I’m writing this with one eye on an article about the world’s most stressed-out cities. We need more green spaces, apparently, but while we’re waiting I suggest we all listen to more Aaron Parks. The Brooklyn-based pianist has always had a tranquil side. You can hear it on his 2008 Blue Note debut, Invisible Cinema, released when he was just 24, and on Arborescence, his softly-lit solo recording for ECM. But at Kings Place on Wednesday night, backed by his new trio of bassist Ben Street and veteran drummer Billy Hart (a former sideman to Miles Davis and McCoy Tyner), Parks was sounding particularly Zen.
The trio are midway through their first UK tour, road-testing new material before heading into the studio to record, so freshly minted Parks compositions were the order of the day. All dream-like melodies and softly treading chords, strobing vamps and flashes of icy impressionism, they’re so calming they should be available on prescription.
The half-titled ‘Isle of…’ set the tone, its melody drifting over murmuring basslines and sibilant drums before blossoming into a piano solo full of phosphorescent ripples, pirouettes and bluesy whorls. ‘Song For Sashu’ arrived with a delicate, dancing groove; ‘Alice’ (a dedication to Alice Coltrane) was graceful and grace-note-full, propelled by a quietly insistent cymbal pattern; and ‘Adrift was beautifully mysterious with a curious, ambient glow.
Parks is most often praised for his lyricism but there’s always so much rhythmic interest simmering away beneath the surface of his playing, which is amplified by the trio, and on ‘Eleutheria’ and ‘Hold Music’ their sense of time was wonderfully elastic. A handful of standards got similarly flexible treatment. The unmistakable melody of Wayne Shorter’s ‘Marie Antoinette’ floated across a swing feel so ephemeral it could have been a mirage. ‘Find The Way’, taken from a Rosemary Clooney album called Love, was introspective, full of whispering bass pedals and piano blushes, and Alec Wilder’s ‘While We're Young’ saw Parks play with transcendent fluidity, as if in some enlightened state. You can hear how much he loves these old tunes and it makes his renditions a pleasure to listen to.

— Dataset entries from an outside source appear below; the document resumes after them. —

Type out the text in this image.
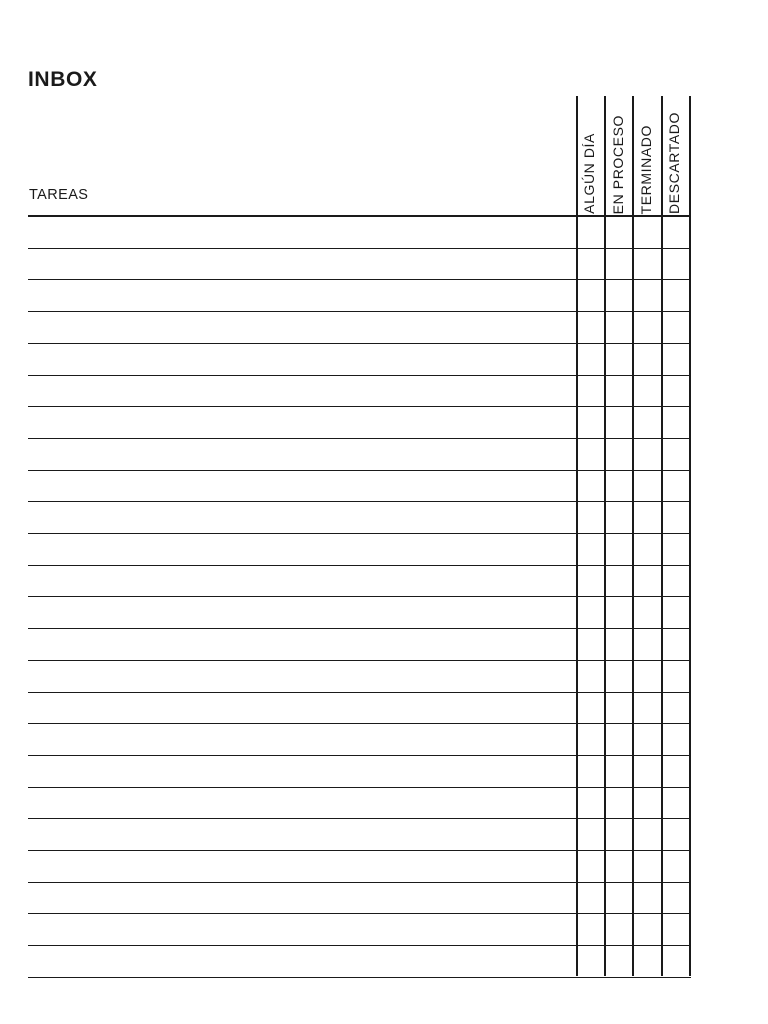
INBOX
TAREAS	ALGÚN DÍA EN PROCESO TERMINADO DESCARTADO
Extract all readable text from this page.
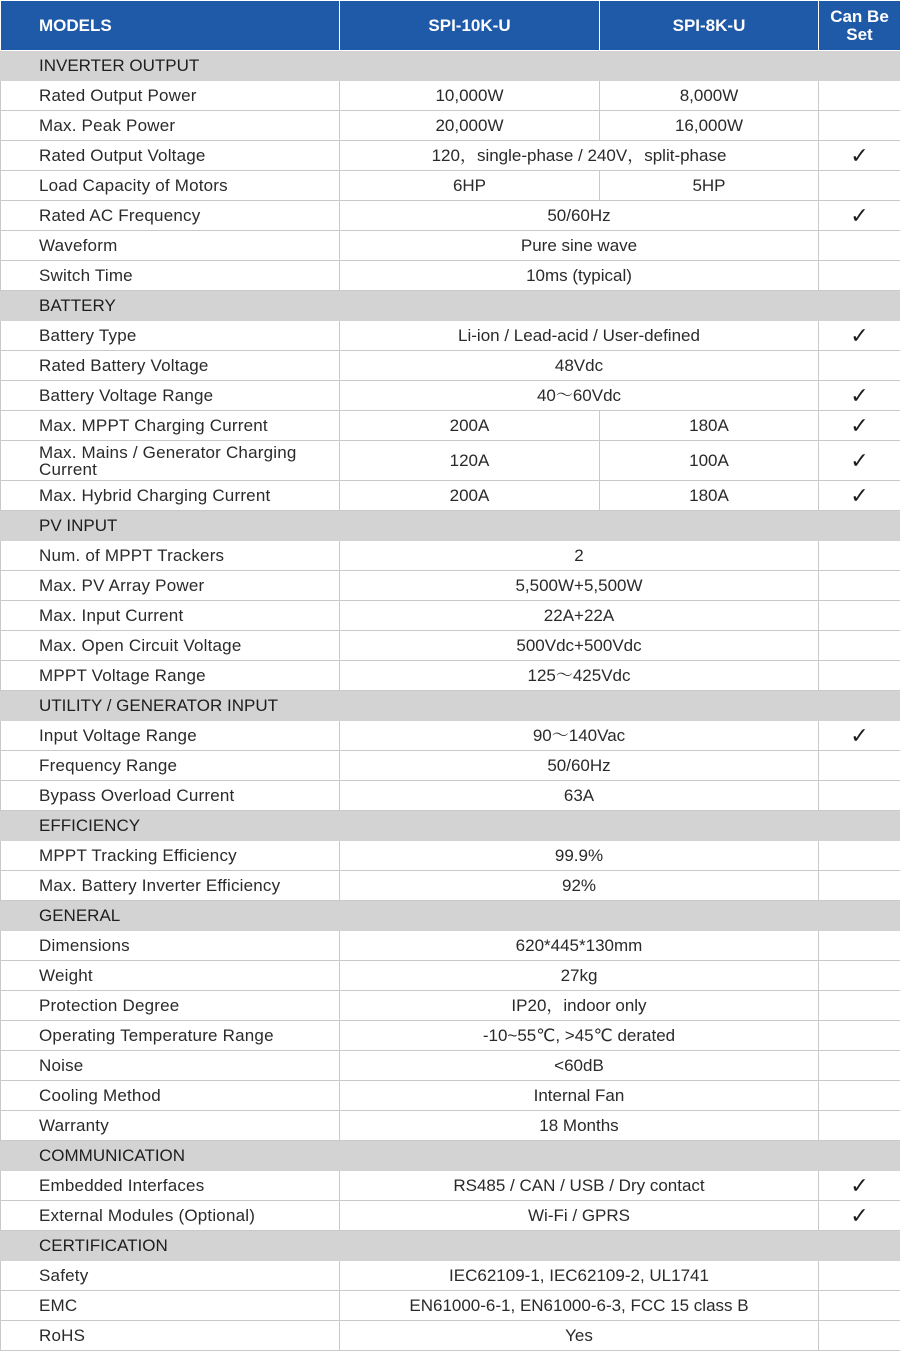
MODELS	SPI-10K-U	SPI-8K-U	Can Be Set
INVERTER OUTPUT			
Rated Output Power	10,000W	8,000W	
Max. Peak Power	20,000W	16,000W	
Rated Output Voltage	120，single-phase / 240V，split-phase		✓
Load Capacity of Motors	6HP	5HP	
Rated AC Frequency	50/60Hz		✓
Waveform	Pure sine wave		
Switch Time	10ms (typical)		
BATTERY			
Battery Type	Li-ion / Lead-acid / User-defined		✓
Rated Battery Voltage	48Vdc		
Battery Voltage Range	40～60Vdc		✓
Max. MPPT Charging Current	200A	180A	✓
Max. Mains / Generator Charging Current	120A	100A	✓
Max. Hybrid Charging Current	200A	180A	✓
PV INPUT			
Num. of MPPT Trackers	2		
Max. PV Array Power	5,500W+5,500W		
Max. Input Current	22A+22A		
Max. Open Circuit Voltage	500Vdc+500Vdc		
MPPT Voltage Range	125～425Vdc		
UTILITY / GENERATOR INPUT			
Input Voltage Range	90～140Vac		✓
Frequency Range	50/60Hz		
Bypass Overload Current	63A		
EFFICIENCY			
MPPT Tracking Efficiency	99.9%		
Max. Battery Inverter Efficiency	92%		
GENERAL			
Dimensions	620*445*130mm		
Weight	27kg		
Protection Degree	IP20，indoor only		
Operating Temperature Range	-10~55℃, >45℃ derated		
Noise	<60dB		
Cooling Method	Internal Fan		
Warranty	18 Months		
COMMUNICATION			
Embedded Interfaces	RS485 / CAN / USB / Dry contact		✓
External Modules (Optional)	Wi-Fi / GPRS		✓
CERTIFICATION			
Safety	IEC62109-1, IEC62109-2, UL1741		
EMC	EN61000-6-1, EN61000-6-3, FCC 15 class B		
RoHS	Yes		
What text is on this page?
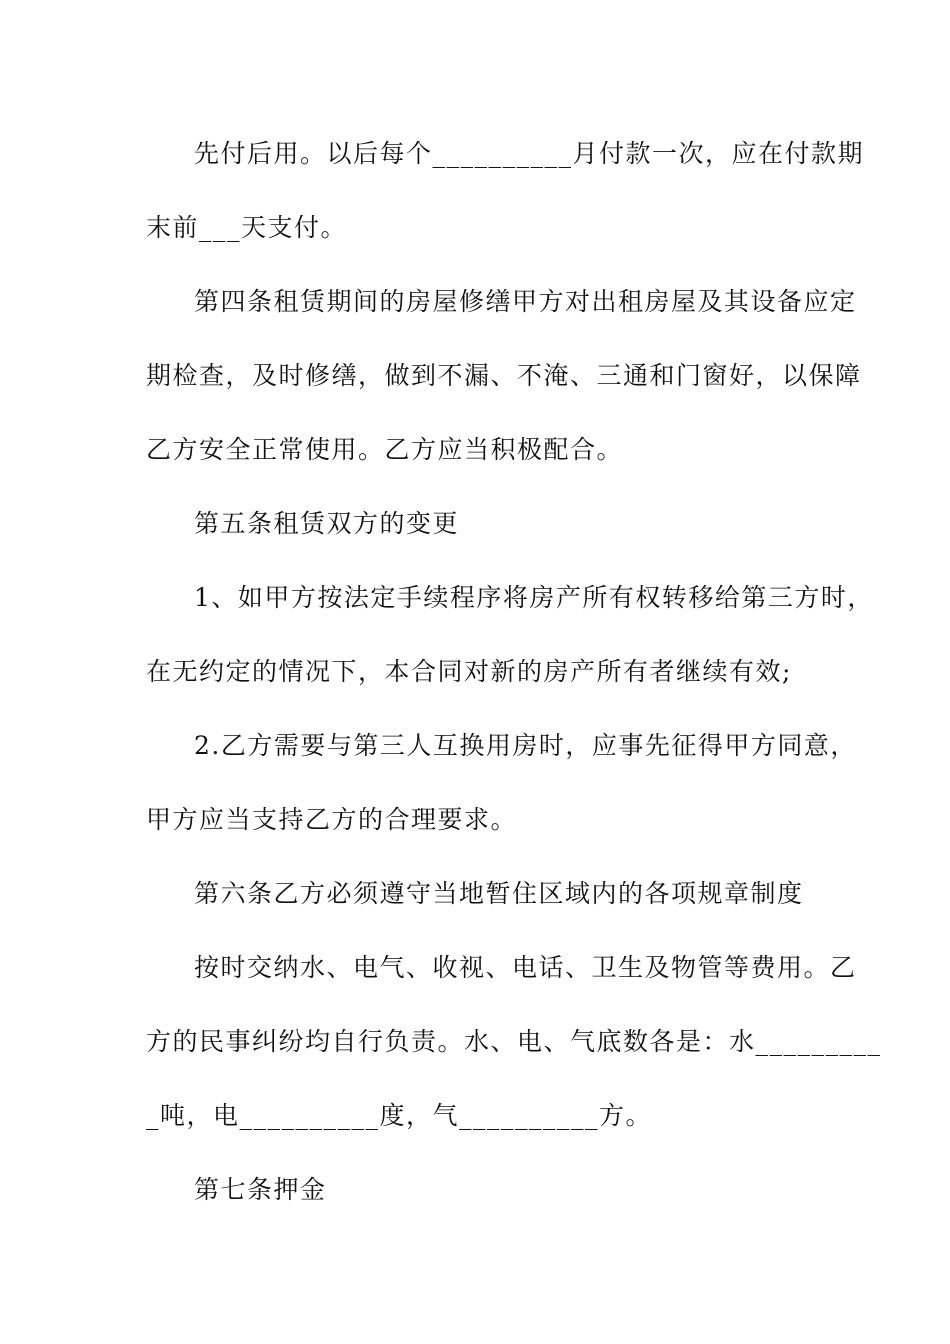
先付后用。以后每个__________月付款一次，应在付款期
末前___天支付。
第四条租赁期间的房屋修缮甲方对出租房屋及其设备应定
期检查，及时修缮，做到不漏、不淹、三通和门窗好，以保障
乙方安全正常使用。乙方应当积极配合。
第五条租赁双方的变更
1、如甲方按法定手续程序将房产所有权转移给第三方时，
在无约定的情况下，本合同对新的房产所有者继续有效;
2.乙方需要与第三人互换用房时，应事先征得甲方同意，
甲方应当支持乙方的合理要求。
第六条乙方必须遵守当地暂住区域内的各项规章制度
按时交纳水、电气、收视、电话、卫生及物管等费用。乙
方的民事纠纷均自行负责。水、电、气底数各是：水_________
_吨，电__________度，气__________方。
第七条押金
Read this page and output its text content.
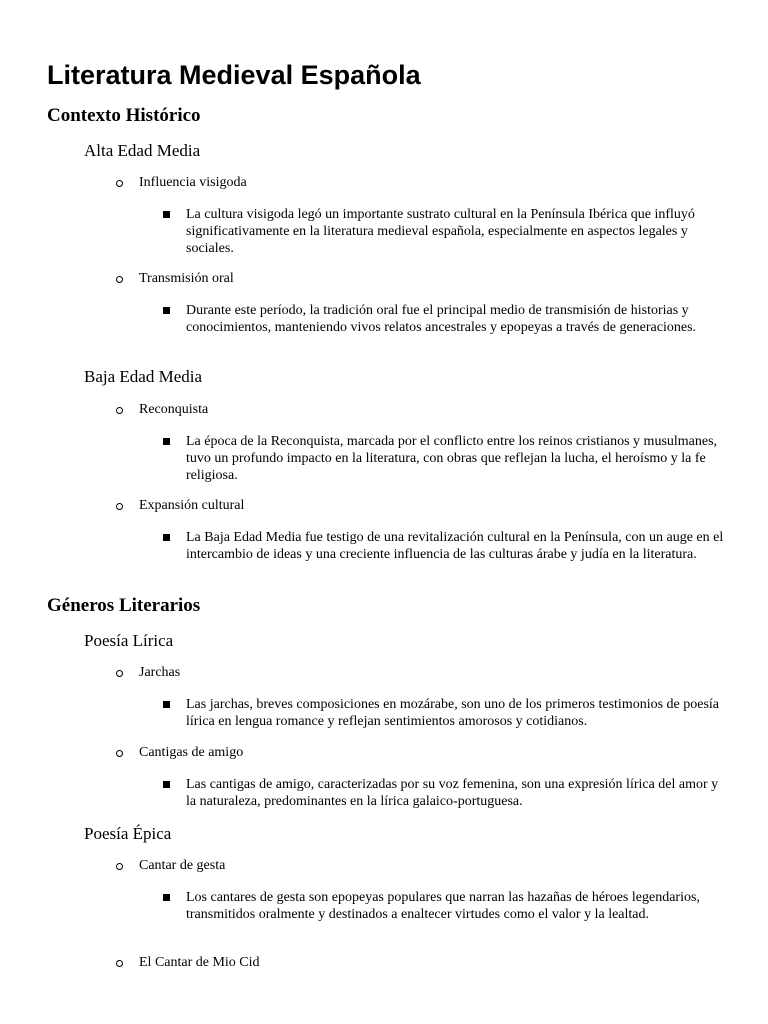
Literatura Medieval Española
Contexto Histórico
Alta Edad Media
Influencia visigoda
La cultura visigoda legó un importante sustrato cultural en la Península Ibérica que influyó significativamente en la literatura medieval española, especialmente en aspectos legales y sociales.
Transmisión oral
Durante este período, la tradición oral fue el principal medio de transmisión de historias y conocimientos, manteniendo vivos relatos ancestrales y epopeyas a través de generaciones.
Baja Edad Media
Reconquista
La época de la Reconquista, marcada por el conflicto entre los reinos cristianos y musulmanes, tuvo un profundo impacto en la literatura, con obras que reflejan la lucha, el heroísmo y la fe religiosa.
Expansión cultural
La Baja Edad Media fue testigo de una revitalización cultural en la Península, con un auge en el intercambio de ideas y una creciente influencia de las culturas árabe y judía en la literatura.
Géneros Literarios
Poesía Lírica
Jarchas
Las jarchas, breves composiciones en mozárabe, son uno de los primeros testimonios de poesía lírica en lengua romance y reflejan sentimientos amorosos y cotidianos.
Cantigas de amigo
Las cantigas de amigo, caracterizadas por su voz femenina, son una expresión lírica del amor y la naturaleza, predominantes en la lírica galaico-portuguesa.
Poesía Épica
Cantar de gesta
Los cantares de gesta son epopeyas populares que narran las hazañas de héroes legendarios, transmitidos oralmente y destinados a enaltecer virtudes como el valor y la lealtad.
El Cantar de Mio Cid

Best of all of the covers was ‘Conception’, which brought a plucky bass solo from Street and some superb contributions from Hart; cymbal tattoos, bustling cross-rhythms and boomy tom-tom-work like distant war drums. While Hart’s fills are often abstract they’re never uncomfortably so and he coaxes a greater variety of textures from his kit than most percussion sections seem to manage. At times it’s like listening a fistfight in an ironmongers – the sound of skip diving for scrap metal – and it’s essential for balancing the trio. With the drummer onboard the music never gets too languorous or dynamically too one-note and Parks is free to be as Zen as he likes, knowing that the well-timed bosh of a crash cymbal will shake him from his reverie when he needs it.
“D’you think he’s a Buddhist?” asks a friend as we watch the pianist drift past us in the entrance hall and glide to the top of the escalator. “He sounds like he does a lot of meditating.” Whatever he’s doing I hope he keeps it up. I can’t remember a gig that left me feeling so relaxed.